If I let my mind linger on those days and experiences I’m tempted to think that perhaps we failed our children and maybe homeschooling is something better left to the “experts.”


But then I have a picture in my mind of my precious boys snuggled up with me on the couch as I’m reading Johnny Tremain to them. The snow is piling up outside the window as a fire crackles in the fireplace. The American Revolution is jumping off the pages and coming to life for them as Johnny helps Paul Revere warn that the British are coming! We have already read a couple chapters from the Bible that day, a chapter from a missionary biography, and have worked on memorizing Rudyard Kipling’s famous poem “If.” Later in the afternoon the boys are scheduled to do some independent reading, work on a science lab (growing radishes), and complete their math lessons. But for now, they beg me to keep reading Johnny Tremain  — and because we are homeschoolers, we have the freedom to keep reading all afternoon if we want to. And we do, because I want to know what happens to Johnny and Paul Revere.

Those are the days that define homeschooling for our family. The warm, cozy days with learning and nurturing and imparting of wisdom with dogs at our feet and dinner in the crockpot.
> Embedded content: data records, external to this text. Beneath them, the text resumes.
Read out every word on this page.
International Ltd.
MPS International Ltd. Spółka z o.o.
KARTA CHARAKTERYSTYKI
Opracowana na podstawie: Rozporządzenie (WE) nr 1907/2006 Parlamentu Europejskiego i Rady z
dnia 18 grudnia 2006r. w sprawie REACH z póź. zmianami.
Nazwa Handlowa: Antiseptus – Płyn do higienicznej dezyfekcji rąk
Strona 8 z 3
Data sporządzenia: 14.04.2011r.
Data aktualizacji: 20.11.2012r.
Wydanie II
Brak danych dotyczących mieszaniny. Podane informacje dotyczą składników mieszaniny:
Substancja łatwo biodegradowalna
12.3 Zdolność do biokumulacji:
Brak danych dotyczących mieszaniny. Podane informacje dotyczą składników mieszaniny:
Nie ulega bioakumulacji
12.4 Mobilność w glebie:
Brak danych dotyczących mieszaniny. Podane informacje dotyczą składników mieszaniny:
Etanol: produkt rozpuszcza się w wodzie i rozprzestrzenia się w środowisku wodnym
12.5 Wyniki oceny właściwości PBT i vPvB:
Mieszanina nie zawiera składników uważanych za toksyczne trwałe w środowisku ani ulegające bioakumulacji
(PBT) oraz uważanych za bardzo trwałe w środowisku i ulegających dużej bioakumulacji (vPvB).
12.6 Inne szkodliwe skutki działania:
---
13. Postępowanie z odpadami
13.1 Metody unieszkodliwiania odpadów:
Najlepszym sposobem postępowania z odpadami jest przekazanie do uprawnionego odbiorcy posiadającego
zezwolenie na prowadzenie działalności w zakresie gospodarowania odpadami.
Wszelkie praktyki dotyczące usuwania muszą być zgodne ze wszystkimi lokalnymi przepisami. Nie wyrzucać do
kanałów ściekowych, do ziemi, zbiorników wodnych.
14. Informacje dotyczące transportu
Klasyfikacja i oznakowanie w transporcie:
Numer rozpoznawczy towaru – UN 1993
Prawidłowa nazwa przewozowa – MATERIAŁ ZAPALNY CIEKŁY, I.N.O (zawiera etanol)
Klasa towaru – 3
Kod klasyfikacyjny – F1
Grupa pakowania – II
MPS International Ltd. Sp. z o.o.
Those days far outnumbered the stressful, unproductive days. On balance, our entire family — parents included — received a fine education and we didn’t mess it up.

My husband and I, like most homeschooling parents, started out unsure of ourselves and wondering if we were capable and qualified to take on the awesome responsibility of educating our children. We made it through kindergarten and then first grade, and eventually realized that this wasn’t rocket science — not until at least high school, anyway. Homeschoolers are not some exceptional breed of humans who were born with extra measures of patience, discipline, or intelligence. We prayed a lot, learned along with our children, made mistakes, made corrections, and carried on.


Homeschooling can be a wonderful, rewarding experience for a family and, I believe, the best educational choice for many — if not most — families. Parents, who love and understand their children better than anyone else in the world, are well-qualified to educate their children at home and should seriously consider taking on the challenge.